WHY YOU NEED TO WATCH: Even for someone who does not possess a working knowledge of Portuguese, or the Brazilian slang, for that matter, the transcendent militancy of Linn’s songs will be evident. “Bixa preta-tra-tra-tra!” Linn and Jup deliver the fiery chorus in the film’s rendering of “Bixa Preta,” firing handguns at the audience. And the way they turn a slur into a weapon is a mighty, remarkable statement to the power of the word and the necessity for dismantling existing forms. They break it up to build anew and build better, to see language, structures, bodies, and systems caving in, only to birth new identities and solutions. Much like in many other fields of oppression, gender is a bastion too hefty to yield. And so Linn and Jup’s insurgency doesn’t end with the stage but continues into life, as their bodies, forceful, glorious, slice through the traditionalist society full of macho prejudice and gendered expectations, like battering rams of expansion.

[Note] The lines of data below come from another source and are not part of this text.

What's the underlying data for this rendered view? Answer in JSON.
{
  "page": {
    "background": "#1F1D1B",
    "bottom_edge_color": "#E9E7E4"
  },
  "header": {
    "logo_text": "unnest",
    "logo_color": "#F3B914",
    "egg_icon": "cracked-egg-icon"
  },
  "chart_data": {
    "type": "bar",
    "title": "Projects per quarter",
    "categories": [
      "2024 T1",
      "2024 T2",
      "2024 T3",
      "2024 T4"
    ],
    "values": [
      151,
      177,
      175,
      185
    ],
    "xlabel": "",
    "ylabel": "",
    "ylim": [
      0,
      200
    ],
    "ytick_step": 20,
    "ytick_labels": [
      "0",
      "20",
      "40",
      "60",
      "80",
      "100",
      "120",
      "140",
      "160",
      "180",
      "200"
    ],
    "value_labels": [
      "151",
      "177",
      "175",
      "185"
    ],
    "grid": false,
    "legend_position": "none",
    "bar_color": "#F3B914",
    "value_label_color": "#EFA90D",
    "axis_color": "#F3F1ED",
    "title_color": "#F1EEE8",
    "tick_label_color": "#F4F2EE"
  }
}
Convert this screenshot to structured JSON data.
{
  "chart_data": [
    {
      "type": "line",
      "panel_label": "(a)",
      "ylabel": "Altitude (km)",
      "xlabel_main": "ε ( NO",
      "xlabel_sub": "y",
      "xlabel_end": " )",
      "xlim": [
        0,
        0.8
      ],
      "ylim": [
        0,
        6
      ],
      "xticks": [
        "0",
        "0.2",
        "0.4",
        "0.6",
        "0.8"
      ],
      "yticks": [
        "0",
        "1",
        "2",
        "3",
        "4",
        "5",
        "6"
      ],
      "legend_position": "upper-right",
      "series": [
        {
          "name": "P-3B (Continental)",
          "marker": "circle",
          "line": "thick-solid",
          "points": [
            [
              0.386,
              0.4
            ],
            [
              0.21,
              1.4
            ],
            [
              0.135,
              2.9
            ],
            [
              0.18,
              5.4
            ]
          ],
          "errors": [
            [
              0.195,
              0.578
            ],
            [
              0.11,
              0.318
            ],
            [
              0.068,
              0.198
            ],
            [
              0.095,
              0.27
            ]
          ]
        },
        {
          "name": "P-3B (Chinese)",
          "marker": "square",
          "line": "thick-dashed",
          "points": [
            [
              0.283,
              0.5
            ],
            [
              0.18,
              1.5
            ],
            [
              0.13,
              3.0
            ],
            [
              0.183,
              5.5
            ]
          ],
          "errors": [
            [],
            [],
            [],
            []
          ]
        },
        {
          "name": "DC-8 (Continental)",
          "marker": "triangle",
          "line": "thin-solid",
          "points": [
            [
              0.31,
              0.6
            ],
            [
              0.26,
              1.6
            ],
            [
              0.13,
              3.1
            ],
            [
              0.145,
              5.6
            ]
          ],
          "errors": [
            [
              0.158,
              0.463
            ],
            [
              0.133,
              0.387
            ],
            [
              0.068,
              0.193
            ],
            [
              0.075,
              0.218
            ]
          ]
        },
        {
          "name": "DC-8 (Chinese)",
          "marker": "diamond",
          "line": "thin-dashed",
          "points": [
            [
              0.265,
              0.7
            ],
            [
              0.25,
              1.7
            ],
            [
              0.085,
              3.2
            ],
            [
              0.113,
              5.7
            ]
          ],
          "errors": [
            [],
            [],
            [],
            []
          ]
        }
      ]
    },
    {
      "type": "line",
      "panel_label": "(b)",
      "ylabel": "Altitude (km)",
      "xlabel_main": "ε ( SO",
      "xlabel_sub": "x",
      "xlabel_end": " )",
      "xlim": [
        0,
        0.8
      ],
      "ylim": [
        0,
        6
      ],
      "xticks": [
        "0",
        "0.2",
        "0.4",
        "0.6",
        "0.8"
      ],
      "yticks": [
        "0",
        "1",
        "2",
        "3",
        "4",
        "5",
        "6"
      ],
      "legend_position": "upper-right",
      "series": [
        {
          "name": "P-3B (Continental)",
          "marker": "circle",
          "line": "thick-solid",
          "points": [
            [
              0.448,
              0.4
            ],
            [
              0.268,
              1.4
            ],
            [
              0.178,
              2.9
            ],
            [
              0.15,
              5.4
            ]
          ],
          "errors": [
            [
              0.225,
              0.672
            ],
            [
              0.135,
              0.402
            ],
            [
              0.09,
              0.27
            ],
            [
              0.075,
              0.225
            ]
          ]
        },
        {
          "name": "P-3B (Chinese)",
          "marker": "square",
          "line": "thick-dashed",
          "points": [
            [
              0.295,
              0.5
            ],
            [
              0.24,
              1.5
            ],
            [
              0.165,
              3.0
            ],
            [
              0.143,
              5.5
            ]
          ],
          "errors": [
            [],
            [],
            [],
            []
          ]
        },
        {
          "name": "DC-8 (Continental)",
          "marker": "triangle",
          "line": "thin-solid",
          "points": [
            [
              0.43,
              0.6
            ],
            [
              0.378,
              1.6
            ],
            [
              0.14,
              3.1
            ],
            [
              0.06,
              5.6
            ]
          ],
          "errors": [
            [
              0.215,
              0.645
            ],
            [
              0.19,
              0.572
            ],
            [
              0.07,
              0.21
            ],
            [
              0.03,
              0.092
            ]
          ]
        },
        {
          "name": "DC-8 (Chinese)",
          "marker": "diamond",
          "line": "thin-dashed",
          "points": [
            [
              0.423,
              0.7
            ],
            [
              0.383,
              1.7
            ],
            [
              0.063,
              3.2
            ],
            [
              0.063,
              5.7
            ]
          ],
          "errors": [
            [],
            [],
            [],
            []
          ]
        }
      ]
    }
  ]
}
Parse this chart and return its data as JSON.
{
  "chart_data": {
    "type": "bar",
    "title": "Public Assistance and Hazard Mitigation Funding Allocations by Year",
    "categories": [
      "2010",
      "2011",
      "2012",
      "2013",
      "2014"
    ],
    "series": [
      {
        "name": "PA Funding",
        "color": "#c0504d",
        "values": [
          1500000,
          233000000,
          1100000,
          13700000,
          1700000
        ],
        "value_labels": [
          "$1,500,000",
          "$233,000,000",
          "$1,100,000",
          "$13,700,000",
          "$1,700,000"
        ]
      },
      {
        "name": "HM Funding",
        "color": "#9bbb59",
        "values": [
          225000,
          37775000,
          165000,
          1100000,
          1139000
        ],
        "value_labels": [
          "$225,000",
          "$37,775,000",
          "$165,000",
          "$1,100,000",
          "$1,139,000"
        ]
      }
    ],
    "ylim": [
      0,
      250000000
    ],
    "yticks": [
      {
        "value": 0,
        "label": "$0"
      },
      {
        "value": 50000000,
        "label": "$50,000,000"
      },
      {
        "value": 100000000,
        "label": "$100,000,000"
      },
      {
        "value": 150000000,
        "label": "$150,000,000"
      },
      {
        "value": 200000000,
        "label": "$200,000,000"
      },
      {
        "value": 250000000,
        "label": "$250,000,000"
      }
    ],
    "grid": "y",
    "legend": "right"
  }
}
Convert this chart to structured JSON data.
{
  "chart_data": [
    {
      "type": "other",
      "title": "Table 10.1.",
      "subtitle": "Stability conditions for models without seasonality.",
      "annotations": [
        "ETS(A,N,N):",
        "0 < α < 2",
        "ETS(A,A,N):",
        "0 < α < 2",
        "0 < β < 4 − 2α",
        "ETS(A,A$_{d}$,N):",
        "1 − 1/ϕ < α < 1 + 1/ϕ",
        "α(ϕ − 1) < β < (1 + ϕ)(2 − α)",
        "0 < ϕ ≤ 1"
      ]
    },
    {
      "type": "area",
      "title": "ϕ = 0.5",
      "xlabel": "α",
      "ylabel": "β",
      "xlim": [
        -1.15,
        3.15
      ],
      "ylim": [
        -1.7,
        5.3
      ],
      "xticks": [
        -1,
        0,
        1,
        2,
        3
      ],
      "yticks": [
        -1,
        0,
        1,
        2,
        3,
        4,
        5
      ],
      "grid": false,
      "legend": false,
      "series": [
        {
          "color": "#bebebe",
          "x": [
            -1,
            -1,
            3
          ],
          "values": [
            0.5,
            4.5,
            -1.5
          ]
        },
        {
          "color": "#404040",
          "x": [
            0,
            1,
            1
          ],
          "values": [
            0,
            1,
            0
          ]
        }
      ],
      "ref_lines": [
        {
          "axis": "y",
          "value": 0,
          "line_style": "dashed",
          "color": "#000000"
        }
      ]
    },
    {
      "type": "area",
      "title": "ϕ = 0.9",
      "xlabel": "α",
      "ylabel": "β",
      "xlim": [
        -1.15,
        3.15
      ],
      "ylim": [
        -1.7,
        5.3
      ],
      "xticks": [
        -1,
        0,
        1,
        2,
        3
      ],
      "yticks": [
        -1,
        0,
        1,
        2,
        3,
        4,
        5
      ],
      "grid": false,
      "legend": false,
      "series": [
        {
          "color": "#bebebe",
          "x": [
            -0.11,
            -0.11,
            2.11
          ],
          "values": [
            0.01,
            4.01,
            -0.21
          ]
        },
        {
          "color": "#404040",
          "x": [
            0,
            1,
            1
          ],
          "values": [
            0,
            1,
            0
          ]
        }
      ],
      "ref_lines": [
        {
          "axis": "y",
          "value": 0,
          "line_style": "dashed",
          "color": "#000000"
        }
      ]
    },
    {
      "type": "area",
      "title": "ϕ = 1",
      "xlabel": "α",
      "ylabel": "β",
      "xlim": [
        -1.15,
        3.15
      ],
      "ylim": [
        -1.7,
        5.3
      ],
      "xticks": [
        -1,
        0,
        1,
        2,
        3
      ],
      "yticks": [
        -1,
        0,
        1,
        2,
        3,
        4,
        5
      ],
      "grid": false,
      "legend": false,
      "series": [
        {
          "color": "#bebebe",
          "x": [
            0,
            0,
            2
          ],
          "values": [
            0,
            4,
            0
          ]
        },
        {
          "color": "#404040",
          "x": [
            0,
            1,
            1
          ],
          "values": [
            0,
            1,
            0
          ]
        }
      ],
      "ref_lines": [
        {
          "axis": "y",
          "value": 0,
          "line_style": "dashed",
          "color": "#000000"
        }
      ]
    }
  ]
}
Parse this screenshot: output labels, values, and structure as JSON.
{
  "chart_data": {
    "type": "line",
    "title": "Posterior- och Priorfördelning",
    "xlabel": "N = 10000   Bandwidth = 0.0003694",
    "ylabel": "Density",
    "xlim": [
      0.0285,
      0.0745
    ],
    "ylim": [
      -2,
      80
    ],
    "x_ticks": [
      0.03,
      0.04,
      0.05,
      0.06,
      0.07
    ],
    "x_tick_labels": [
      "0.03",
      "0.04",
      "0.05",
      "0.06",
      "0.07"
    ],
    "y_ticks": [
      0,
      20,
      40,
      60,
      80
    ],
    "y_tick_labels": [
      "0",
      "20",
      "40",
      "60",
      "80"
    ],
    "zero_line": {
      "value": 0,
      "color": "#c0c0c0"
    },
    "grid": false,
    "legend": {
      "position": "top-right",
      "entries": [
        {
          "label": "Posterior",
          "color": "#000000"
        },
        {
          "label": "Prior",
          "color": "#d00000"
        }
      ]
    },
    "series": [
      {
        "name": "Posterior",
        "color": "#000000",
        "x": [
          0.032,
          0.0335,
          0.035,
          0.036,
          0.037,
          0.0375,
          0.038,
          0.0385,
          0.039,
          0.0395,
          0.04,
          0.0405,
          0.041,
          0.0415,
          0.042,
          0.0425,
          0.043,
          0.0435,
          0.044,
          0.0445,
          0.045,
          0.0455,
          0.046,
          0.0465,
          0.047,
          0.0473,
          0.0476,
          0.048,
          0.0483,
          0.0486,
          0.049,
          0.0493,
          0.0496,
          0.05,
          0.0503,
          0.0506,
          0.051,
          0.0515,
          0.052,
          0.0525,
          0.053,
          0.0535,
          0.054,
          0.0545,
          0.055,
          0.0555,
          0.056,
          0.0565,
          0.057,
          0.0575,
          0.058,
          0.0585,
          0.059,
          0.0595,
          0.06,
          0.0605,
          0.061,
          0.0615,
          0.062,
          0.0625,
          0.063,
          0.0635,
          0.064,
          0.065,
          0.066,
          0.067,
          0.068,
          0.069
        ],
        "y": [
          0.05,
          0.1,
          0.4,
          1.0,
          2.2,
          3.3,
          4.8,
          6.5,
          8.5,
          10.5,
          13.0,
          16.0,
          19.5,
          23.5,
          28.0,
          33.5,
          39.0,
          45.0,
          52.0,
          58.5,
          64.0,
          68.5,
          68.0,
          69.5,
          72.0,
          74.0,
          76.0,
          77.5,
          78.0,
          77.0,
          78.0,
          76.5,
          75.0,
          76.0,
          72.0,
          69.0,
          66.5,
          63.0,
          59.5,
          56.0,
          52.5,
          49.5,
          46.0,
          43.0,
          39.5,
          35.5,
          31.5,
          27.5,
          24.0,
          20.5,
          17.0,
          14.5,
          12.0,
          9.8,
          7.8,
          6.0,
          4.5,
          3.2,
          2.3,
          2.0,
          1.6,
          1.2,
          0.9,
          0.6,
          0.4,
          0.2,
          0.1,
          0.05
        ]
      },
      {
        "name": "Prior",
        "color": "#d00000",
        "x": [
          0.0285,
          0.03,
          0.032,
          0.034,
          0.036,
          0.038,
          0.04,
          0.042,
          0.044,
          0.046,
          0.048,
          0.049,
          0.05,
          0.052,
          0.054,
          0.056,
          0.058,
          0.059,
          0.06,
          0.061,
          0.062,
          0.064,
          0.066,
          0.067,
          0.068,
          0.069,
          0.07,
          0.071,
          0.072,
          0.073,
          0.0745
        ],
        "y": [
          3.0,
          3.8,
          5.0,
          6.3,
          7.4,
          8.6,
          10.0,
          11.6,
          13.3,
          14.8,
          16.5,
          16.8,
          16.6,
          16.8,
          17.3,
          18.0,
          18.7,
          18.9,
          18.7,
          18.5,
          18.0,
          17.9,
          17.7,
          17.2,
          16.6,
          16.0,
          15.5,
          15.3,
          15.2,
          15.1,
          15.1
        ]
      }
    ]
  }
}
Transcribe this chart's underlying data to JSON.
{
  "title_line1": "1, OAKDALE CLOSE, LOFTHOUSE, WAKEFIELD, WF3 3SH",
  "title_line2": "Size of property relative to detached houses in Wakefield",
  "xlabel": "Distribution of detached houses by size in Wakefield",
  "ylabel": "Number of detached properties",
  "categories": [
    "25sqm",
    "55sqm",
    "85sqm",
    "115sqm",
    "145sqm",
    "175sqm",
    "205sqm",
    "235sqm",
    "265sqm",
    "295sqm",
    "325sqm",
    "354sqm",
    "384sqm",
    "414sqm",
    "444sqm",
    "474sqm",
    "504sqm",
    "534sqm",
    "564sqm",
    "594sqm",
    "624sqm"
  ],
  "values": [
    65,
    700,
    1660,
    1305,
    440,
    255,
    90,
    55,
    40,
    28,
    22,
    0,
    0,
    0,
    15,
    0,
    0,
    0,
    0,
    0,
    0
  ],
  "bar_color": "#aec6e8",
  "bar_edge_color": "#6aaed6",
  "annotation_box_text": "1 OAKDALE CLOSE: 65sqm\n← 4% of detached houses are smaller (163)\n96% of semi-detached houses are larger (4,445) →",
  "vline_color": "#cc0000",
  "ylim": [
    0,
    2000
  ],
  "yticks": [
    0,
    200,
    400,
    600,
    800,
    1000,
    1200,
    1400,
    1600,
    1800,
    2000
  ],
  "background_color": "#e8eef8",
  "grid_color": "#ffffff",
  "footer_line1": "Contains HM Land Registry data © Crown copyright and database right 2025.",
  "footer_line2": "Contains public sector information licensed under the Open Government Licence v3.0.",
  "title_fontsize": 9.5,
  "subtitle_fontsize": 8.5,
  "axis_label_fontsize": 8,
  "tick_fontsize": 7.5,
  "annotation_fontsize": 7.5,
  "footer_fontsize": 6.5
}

In addition to new footage, the film also features archival shots, which allows us to get a glimpse of when Linn and Jup used to be less seasoned, timid queersciles, and when their creative paths had only begun developing. But the most mesmerizing are the scenes from Linn’s hospital stay, filmed by Nubia Abe. As the young artist was confined to the hospital in her battle with testicular cancer—an irony that is not lost on her—her body, weakened and pained, was still a weapon. It still fought its usual battle of gender defiance, while holding off another enemy invading Linn’s cells.
An incomparable look into the work of an inventive, passionate, and unique artist, “Bixa Travesty,” also allows for a look at the smaller struggles one on the outskirts of the gender binary has to live through. Made with incomparable intimacy and treating its protagonist with care, respect, and a generous credit of creative freedom, Goifman, and Priscilla’s film is one of the most fascinating portrayals of body politics in film ever made. And much like any interaction with someone who has a lot of political baggage to share, being faced with Linn de Quebrada is a privilege that offers to teach many things, as long as the viewer remains patient and agrees to Linn’s terms in conducting this interaction.